On July 16, 1976, a group of criminals robbed a branch of Societe Generale, France's third-largest bank, in the southern city of Nice. Using the tunnels underneath the city, the gang was able to partially destroy the floor underneath the bank's basement vault and gain access to the bank notes, jewelry, gold bars and safety deposit boxes located within.
According to the Societe Generale's own account of the incident, the brazen criminals spent the weekend taking their time going through the vault's contents, "even taking the time and luxury to picnic using the depositors' silverware."
On the morning of July 19, the thieves disappeared into the sewers with the 46 million francs (€29 million or $35 million) in loot, none of which was ever recovered.
Police perplexed for 40 yearsThe case baffled French police for decades. Only one low-level member of the group was caught, and when he named well-known criminal Albert Spaggiari as part of the gang, police assumed he had been the mastermind.
Spaggiari escaped during his 1977 trial in spectacular fashion – distracting the judge with a fake piece of "evidence" and jumping out the courthouse window to a getaway motorcycle. He remained on the run the rest of his life.

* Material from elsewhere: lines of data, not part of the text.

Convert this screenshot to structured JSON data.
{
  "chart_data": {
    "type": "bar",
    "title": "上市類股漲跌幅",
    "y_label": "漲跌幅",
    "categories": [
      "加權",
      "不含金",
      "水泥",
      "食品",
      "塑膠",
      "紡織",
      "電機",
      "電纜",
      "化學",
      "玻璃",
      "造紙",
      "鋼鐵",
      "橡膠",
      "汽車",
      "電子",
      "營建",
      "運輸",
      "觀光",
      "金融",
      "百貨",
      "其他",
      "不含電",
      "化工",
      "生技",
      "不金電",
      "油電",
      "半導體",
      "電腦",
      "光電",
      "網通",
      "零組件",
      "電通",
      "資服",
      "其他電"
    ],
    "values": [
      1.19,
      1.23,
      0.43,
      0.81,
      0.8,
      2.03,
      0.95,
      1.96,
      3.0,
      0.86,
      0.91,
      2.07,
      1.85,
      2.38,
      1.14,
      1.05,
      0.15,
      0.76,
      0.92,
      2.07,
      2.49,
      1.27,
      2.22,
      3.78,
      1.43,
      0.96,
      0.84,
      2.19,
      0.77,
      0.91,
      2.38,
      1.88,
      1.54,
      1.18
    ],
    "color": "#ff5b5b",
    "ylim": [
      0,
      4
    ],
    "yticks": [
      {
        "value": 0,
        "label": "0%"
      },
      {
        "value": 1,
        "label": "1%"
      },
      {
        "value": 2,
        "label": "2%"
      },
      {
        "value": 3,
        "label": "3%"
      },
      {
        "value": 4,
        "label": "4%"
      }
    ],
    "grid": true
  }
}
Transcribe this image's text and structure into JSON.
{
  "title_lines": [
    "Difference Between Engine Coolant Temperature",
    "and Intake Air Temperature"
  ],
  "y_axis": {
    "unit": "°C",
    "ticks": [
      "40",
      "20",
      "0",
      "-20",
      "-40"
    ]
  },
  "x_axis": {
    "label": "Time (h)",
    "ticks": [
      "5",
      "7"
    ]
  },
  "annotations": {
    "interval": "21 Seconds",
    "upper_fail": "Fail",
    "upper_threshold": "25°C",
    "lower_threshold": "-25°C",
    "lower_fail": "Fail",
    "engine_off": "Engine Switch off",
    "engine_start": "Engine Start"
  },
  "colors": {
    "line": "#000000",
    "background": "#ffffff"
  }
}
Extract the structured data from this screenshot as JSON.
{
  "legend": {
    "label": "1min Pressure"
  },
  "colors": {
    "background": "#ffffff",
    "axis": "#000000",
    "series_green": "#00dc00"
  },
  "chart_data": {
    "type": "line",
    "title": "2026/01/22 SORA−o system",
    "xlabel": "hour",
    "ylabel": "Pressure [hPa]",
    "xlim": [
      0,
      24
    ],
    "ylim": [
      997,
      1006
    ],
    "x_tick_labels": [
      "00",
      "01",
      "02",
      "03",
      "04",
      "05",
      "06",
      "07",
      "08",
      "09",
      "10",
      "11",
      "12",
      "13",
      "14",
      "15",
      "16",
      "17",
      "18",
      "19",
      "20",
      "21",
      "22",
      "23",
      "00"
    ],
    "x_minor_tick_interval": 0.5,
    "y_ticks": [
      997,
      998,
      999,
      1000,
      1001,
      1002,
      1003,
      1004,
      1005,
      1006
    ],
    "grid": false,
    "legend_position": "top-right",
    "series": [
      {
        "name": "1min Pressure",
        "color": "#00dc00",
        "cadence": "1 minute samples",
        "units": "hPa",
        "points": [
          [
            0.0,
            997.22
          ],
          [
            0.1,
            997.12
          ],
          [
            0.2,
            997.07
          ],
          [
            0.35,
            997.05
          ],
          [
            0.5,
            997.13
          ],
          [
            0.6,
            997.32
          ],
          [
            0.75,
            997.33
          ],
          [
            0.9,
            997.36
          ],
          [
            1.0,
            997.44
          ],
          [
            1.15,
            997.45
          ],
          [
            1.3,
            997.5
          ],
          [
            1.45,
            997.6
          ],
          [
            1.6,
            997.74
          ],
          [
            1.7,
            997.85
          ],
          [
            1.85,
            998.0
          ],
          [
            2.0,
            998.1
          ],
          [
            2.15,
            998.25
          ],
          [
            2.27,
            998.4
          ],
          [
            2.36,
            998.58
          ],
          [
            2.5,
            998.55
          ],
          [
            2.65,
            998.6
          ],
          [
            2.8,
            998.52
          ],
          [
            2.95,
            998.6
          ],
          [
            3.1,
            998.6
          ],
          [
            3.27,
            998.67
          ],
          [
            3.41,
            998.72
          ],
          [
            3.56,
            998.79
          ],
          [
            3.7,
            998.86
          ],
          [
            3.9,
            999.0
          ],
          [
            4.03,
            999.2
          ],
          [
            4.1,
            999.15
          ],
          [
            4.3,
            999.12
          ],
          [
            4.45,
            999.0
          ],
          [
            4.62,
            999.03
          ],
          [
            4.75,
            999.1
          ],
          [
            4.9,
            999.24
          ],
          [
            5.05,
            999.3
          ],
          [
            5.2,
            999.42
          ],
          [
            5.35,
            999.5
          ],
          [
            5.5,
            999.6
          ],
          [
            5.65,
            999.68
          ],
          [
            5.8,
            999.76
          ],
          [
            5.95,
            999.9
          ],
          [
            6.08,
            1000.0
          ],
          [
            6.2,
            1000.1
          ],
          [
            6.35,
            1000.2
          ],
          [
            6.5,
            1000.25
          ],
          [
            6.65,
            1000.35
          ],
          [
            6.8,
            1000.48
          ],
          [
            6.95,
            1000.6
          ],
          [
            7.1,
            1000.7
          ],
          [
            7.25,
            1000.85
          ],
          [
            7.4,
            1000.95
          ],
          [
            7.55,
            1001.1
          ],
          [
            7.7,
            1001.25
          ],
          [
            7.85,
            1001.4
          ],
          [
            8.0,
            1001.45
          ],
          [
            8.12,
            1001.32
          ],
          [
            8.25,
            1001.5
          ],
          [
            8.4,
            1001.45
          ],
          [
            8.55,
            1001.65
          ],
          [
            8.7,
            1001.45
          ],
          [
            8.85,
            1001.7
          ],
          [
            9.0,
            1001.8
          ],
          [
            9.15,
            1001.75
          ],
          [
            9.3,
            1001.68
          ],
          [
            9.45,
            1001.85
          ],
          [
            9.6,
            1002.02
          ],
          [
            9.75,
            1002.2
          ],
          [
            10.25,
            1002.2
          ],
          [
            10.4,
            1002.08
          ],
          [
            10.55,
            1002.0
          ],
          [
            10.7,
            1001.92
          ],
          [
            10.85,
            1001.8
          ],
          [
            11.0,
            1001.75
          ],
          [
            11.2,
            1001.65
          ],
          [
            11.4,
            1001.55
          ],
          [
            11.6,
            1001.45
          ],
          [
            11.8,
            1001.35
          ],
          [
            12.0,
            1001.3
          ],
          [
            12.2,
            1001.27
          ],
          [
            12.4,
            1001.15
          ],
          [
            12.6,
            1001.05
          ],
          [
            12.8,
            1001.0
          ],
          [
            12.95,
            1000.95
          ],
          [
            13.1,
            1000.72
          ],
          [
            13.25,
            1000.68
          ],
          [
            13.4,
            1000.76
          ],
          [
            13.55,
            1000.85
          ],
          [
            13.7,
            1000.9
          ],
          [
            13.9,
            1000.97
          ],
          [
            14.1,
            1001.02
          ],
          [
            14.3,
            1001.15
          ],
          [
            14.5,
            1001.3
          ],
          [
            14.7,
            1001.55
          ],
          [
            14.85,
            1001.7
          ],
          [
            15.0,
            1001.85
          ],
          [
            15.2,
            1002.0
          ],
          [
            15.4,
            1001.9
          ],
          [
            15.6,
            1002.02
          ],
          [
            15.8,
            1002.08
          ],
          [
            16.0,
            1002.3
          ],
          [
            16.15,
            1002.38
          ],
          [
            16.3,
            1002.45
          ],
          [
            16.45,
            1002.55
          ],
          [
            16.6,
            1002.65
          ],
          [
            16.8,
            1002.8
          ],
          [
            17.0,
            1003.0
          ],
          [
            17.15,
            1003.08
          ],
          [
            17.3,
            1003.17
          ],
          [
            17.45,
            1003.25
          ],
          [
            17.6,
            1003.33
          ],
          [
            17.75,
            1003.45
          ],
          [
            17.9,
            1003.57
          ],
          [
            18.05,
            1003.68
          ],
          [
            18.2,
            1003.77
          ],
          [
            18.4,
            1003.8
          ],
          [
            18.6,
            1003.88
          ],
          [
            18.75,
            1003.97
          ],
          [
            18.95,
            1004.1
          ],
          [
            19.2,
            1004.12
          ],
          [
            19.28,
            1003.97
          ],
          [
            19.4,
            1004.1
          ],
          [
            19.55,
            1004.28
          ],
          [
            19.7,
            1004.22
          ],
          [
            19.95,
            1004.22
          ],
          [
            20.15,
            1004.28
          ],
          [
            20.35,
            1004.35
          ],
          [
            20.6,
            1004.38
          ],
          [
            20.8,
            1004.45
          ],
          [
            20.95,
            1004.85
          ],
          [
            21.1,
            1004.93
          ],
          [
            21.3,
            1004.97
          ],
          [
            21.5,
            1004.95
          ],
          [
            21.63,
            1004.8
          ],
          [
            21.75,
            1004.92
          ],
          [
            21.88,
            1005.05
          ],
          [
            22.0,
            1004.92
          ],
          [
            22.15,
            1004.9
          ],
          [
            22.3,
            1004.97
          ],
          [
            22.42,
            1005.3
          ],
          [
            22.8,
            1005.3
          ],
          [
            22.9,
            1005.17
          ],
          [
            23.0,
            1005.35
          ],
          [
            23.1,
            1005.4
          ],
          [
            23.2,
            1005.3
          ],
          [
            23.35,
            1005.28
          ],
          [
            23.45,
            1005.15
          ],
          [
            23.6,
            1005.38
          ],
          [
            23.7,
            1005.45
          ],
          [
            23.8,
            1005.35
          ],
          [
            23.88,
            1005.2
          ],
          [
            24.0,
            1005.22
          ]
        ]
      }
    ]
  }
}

It wasn't until 2010 that police began to suspect someone else had orchestrated the heist. Using a pen name, a book was published describing the planning and carrying out of the crime in minute detail.
Investigators were able to deduct that the likely author was Jacque Cassandri, and after a search of his home discovered the manuscript on his computer. He was already well-known to the criminal justice system for being part of the heroin trade in 1970s and for receiving a four-year prison sentence along with his wife in 1994 for pimping charges.
Cassandri confessed to planning the job. He allegedly believed that he could publish the novel because the statue of limitations on the theft had run out – but prosecutors are charging him with laundering the money he stole over the following decades, a charge which Cassandri denies.
Appearing in court on Monday, the now 73-year-old described himself as merely a "pensioner." If convicted, he faces up to 10 years in prison.